The paradox is related to the fact that we don’t have a formal language that can talk about all of of the content of math/logic, for example, the truth value (or meaningfulness, if some sentences are allowed to be meaningless) of sentences in the language itself, which is obviously part of math or logic.
Since our current best ideas about how to let an AI do math is through formal languages, this implies that we are still far from having an AI achieve the same kind of understanding of math as us. We humans use natural language which does have these paradoxes which we don’t know how to resolve, but at least we are not (or at least not obviously) constrained in which parts of math we can even talk, or think about.
What is your algorithm for determining which sentences are meaningless? Since we don’t have such an algorithm (without serious flaws), I’m guessing your algorithm is probably flawed also, and I can perhaps exploit such flaws if I knew what your algorithm is. See also this quote from the IEP:
Many people, when first encountering the Liar Paradox, react by saying that the Liar Sentence must be meaningless. This popular solution does stop the argument of the paradox, but it is not an adequate solution if it answers the question, “Why is the Liar Sentence meaningless?” simply with the ad hoc remark, “Otherwise we get a paradox.” An adequate solution should offer a more systematic treatment. For example, the sentence, “This sentence is in English,” is very similar to the Liar Sentence. Is it meaningless, too? What ingredients of the Liar Sentence make it meaningless such that other sentences with those same ingredients will also be meaningless? Are disjunctions with the Liar Sentence meaningless? The questions continue, and an adequate solution should address them systematically.

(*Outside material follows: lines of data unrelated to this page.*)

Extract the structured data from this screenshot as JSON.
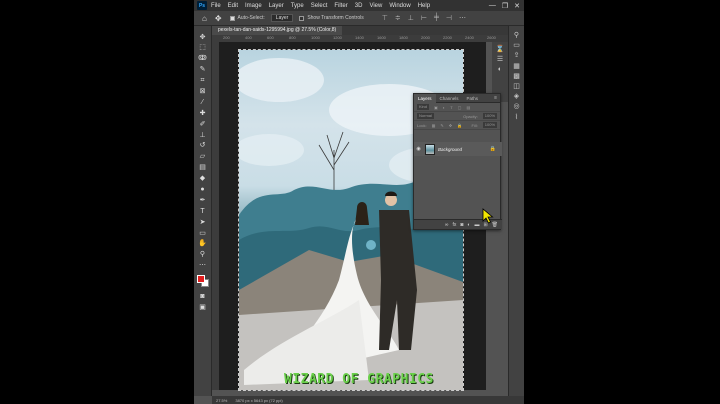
{
  "app": {
    "logo": "Ps",
    "menu": [
      "File",
      "Edit",
      "Image",
      "Layer",
      "Type",
      "Select",
      "Filter",
      "3D",
      "View",
      "Window",
      "Help"
    ],
    "window_controls": [
      "—",
      "❐",
      "✕"
    ]
  },
  "options_bar": {
    "auto_select_label": "Auto-Select:",
    "auto_select_value": "Layer",
    "transform_label": "Show Transform Controls"
  },
  "document": {
    "tab_title": "pexels-tan-dan-saids-1295994.jpg @ 27.5% (Color,8)",
    "zoom": "27.5%",
    "doc_info": "3870 px x 5643 px (72 ppi)",
    "ruler_marks": [
      "200",
      "400",
      "600",
      "800",
      "1000",
      "1200",
      "1400",
      "1600",
      "1800",
      "2000",
      "2200",
      "2400",
      "2600"
    ]
  },
  "layers_panel": {
    "tabs": [
      "Layers",
      "Channels",
      "Paths"
    ],
    "kind_label": "Kind",
    "blend_mode": "Normal",
    "opacity_label": "Opacity:",
    "opacity_value": "100%",
    "lock_label": "Lock:",
    "fill_label": "Fill:",
    "fill_value": "100%",
    "layer_name": "Background"
  },
  "watermark": "WIZARD OF GRAPHICS",
  "colors": {
    "foreground": "#e11e1e",
    "background": "#ffffff",
    "watermark": "#6ad04a"
  }
}
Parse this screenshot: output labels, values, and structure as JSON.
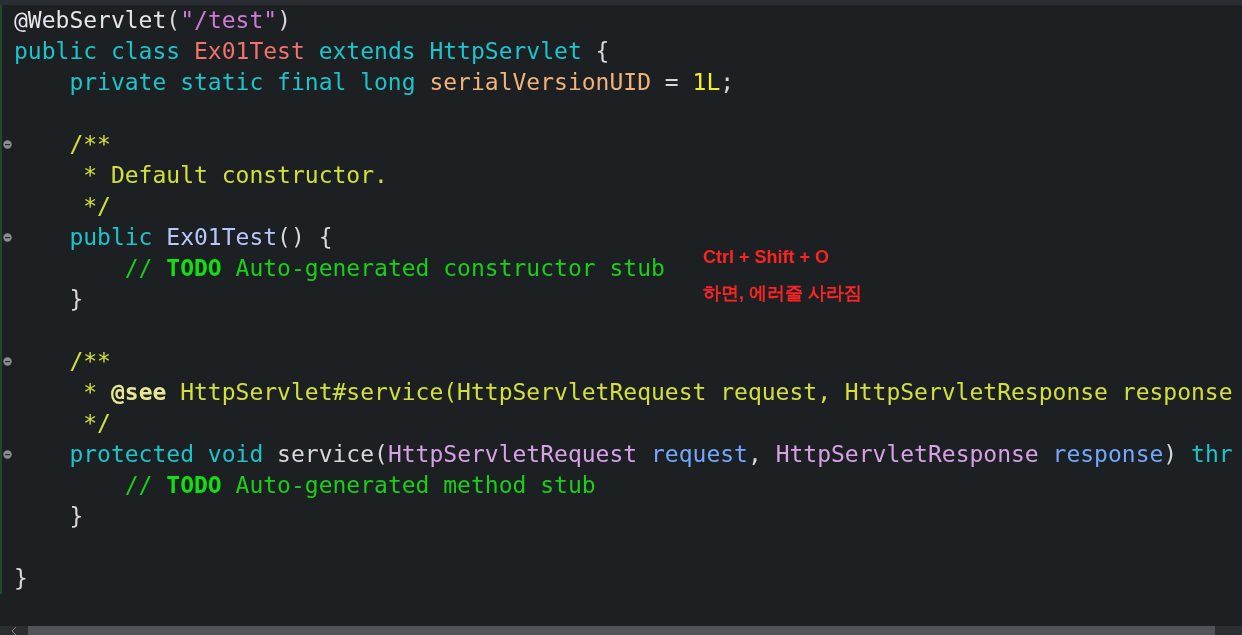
{
  "editor": {
    "lines": [
      {
        "fold_marker": false,
        "tokens": [
          {
            "kind": "annotation",
            "text": "@WebServlet"
          },
          {
            "kind": "plain",
            "text": "("
          },
          {
            "kind": "string",
            "text": "\"/test\""
          },
          {
            "kind": "plain",
            "text": ")"
          }
        ]
      },
      {
        "fold_marker": false,
        "tokens": [
          {
            "kind": "keyword",
            "text": "public class "
          },
          {
            "kind": "classname",
            "text": "Ex01Test"
          },
          {
            "kind": "keyword",
            "text": " extends "
          },
          {
            "kind": "keyword",
            "text": "HttpServlet"
          },
          {
            "kind": "plain",
            "text": " {"
          }
        ]
      },
      {
        "fold_marker": false,
        "tokens": [
          {
            "kind": "keyword",
            "text": "    private static final long "
          },
          {
            "kind": "field",
            "text": "serialVersionUID"
          },
          {
            "kind": "plain",
            "text": " = "
          },
          {
            "kind": "number",
            "text": "1L"
          },
          {
            "kind": "plain",
            "text": ";"
          }
        ]
      },
      {
        "fold_marker": false
      },
      {
        "fold_marker": true,
        "tokens": [
          {
            "kind": "javadoc",
            "text": "    /**"
          }
        ]
      },
      {
        "fold_marker": false,
        "tokens": [
          {
            "kind": "javadoc",
            "text": "     * Default constructor."
          }
        ]
      },
      {
        "fold_marker": false,
        "tokens": [
          {
            "kind": "javadoc",
            "text": "     */"
          }
        ]
      },
      {
        "fold_marker": true,
        "tokens": [
          {
            "kind": "keyword",
            "text": "    public "
          },
          {
            "kind": "method",
            "text": "Ex01Test"
          },
          {
            "kind": "plain",
            "text": "() {"
          }
        ]
      },
      {
        "fold_marker": false,
        "tokens": [
          {
            "kind": "comment",
            "text": "        // "
          },
          {
            "kind": "todo",
            "text": "TODO"
          },
          {
            "kind": "comment",
            "text": " Auto-generated constructor stub"
          }
        ]
      },
      {
        "fold_marker": false,
        "tokens": [
          {
            "kind": "plain",
            "text": "    }"
          }
        ]
      },
      {
        "fold_marker": false
      },
      {
        "fold_marker": true,
        "tokens": [
          {
            "kind": "javadoc",
            "text": "    /**"
          }
        ]
      },
      {
        "fold_marker": false,
        "tokens": [
          {
            "kind": "javadoc",
            "text": "     * "
          },
          {
            "kind": "javadoc_tag",
            "text": "@see"
          },
          {
            "kind": "javadoc",
            "text": " HttpServlet#service(HttpServletRequest request, HttpServletResponse response"
          }
        ]
      },
      {
        "fold_marker": false,
        "tokens": [
          {
            "kind": "javadoc",
            "text": "     */"
          }
        ]
      },
      {
        "fold_marker": true,
        "tokens": [
          {
            "kind": "keyword",
            "text": "    protected void "
          },
          {
            "kind": "plain",
            "text": "service("
          },
          {
            "kind": "type",
            "text": "HttpServletRequest"
          },
          {
            "kind": "param",
            "text": " request"
          },
          {
            "kind": "plain",
            "text": ", "
          },
          {
            "kind": "type",
            "text": "HttpServletResponse"
          },
          {
            "kind": "param",
            "text": " response"
          },
          {
            "kind": "plain",
            "text": ") "
          },
          {
            "kind": "keyword",
            "text": "thr"
          }
        ]
      },
      {
        "fold_marker": false,
        "tokens": [
          {
            "kind": "comment",
            "text": "        // "
          },
          {
            "kind": "todo",
            "text": "TODO"
          },
          {
            "kind": "comment",
            "text": " Auto-generated method stub"
          }
        ]
      },
      {
        "fold_marker": false,
        "tokens": [
          {
            "kind": "plain",
            "text": "    }"
          }
        ]
      },
      {
        "fold_marker": false
      },
      {
        "fold_marker": false,
        "tokens": [
          {
            "kind": "plain",
            "text": "}"
          }
        ]
      }
    ]
  },
  "note": {
    "lines": [
      "Ctrl + Shift + O",
      "하면, 에러줄 사라짐"
    ]
  }
}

What is your algorithm for determining which sentences are meaningless? Since we don’t have such an algorithm (without serious flaws), I’m guessing your algorithm is probably flawed also,
The “beliefs should pay rent” heuristic mentioned by User:Tiiba already answers this. My method (not strictly an algorithm[1], but sufficient to avoid paperclip-pumps) is to identify what constraint such an expression places on my expectations. This method [2] has been thoroughly discussed on this internet and is already invoked here as the de facto standard for what is and is not “meaningless”, though such a characterisation might go by different names (“fake explanation”, “maximum entropy probability distribution”, “not a belief”, “just belief as attire”, “empty symbol”, etc.).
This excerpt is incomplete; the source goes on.